I haven’t given up on that SaltyGME idea (playing these game music files directly in a Google Chrome web browser via Google Chrome). All of this ancillary work is leading up to that goal.

Silly? Perhaps. But I still think it would be really neat to be able to easily browse and play these songs, and make them accessible to a broader audience.

How To Write An Oscilloscope

I’m trying to figure out how to write a software oscilloscope audio visualization. It’s made more frustrating by the knowledge that I am certain that I have accomplished this task before.

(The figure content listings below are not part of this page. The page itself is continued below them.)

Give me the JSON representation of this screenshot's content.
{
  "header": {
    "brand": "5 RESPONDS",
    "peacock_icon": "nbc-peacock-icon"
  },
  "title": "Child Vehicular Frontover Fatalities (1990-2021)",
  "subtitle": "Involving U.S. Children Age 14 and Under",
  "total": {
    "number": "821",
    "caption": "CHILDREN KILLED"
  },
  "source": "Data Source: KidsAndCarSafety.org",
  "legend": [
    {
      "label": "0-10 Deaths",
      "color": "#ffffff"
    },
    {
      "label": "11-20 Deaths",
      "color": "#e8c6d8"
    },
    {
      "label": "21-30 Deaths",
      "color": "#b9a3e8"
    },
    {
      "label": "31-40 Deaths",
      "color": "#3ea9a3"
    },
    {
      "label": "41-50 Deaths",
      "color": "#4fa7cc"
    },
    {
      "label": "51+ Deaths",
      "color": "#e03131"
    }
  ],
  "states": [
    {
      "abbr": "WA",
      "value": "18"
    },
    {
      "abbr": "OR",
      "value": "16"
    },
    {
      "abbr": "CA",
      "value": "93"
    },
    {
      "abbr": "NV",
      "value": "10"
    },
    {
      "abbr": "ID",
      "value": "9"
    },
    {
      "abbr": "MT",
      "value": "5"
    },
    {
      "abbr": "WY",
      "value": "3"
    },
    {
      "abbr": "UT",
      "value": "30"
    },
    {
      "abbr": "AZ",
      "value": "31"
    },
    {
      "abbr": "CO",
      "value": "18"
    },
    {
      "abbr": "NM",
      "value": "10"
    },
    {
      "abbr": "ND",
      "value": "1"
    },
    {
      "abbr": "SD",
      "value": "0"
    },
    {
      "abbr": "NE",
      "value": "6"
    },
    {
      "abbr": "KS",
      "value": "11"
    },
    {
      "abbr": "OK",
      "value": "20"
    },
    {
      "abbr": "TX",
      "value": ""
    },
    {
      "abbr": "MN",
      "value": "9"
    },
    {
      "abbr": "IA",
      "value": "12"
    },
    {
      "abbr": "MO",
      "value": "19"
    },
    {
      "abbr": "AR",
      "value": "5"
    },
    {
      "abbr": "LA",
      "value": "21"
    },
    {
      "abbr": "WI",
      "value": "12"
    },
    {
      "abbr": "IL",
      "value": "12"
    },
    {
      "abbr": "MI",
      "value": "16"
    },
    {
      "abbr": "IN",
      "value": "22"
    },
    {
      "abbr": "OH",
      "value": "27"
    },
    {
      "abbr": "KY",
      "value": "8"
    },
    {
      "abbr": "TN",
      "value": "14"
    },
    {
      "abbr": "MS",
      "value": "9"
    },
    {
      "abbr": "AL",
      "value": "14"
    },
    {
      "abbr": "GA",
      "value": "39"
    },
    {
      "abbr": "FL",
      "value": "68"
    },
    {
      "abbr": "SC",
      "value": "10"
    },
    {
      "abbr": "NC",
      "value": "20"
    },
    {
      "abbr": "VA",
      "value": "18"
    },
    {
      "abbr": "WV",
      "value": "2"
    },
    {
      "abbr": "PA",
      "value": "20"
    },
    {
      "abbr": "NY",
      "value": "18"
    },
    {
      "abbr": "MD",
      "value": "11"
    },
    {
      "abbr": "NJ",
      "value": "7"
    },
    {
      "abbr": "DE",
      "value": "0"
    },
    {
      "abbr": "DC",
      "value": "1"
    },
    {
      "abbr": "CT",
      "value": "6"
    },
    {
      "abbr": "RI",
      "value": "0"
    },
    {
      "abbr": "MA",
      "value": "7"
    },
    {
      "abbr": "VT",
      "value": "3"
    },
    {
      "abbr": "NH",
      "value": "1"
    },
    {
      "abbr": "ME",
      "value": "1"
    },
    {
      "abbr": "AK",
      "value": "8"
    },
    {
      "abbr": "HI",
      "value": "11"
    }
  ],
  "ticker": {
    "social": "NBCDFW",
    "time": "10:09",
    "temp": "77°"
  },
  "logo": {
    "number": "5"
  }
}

In this context, the oscilloscope is used to draw the time-domain samples of an audio wave form. I have written such a plugin as part of the xine project. However, for that project, I didn’t have to write the full playback pipeline– my plugin was just handed some PCM data and drew some graphical data in response. Now I’m trying to write the entire engine in a standalone program and I’m wondering how to get it just right.

This is an SDL-based oscilloscope visualizer and audio player for Game Music Emu library. My approach is to have an audio buffer that holds a second of audio (44100 stereo 16-bit samples). The player updates the visualization at 30 frames per second. The o-scope is 512 pixels wide. So, at every 1/30th second interval, the player dips into the audio buffer at position ((frame_number % 30) * 44100 / 30) and takes the first 512 stereo frames for plotting on the graph.

It seems to be working okay, I guess. The only problem is that the A/V sync seems to be slightly misaligned. I am just wondering if this is the correct approach. Perhaps the player should be performing some slightly more complicated calculation over those (44100/30) audio frames during each update in order to obtain a more accurate graph? I described my process to an electrical engineer friend of mine and he insisted that I needed to apply something called hysteresis to the output or I would never get accurate A/V sync in this scenario.

Further, I know that some schools of thought on these matters require that the dots in those graphs be connected, that the scattered points simply won’t do. I guess it’s a stylistic choice.

Still, I think I have a reasonable, workable approach here. I might just be starting the visualization 1/30th of a second too late.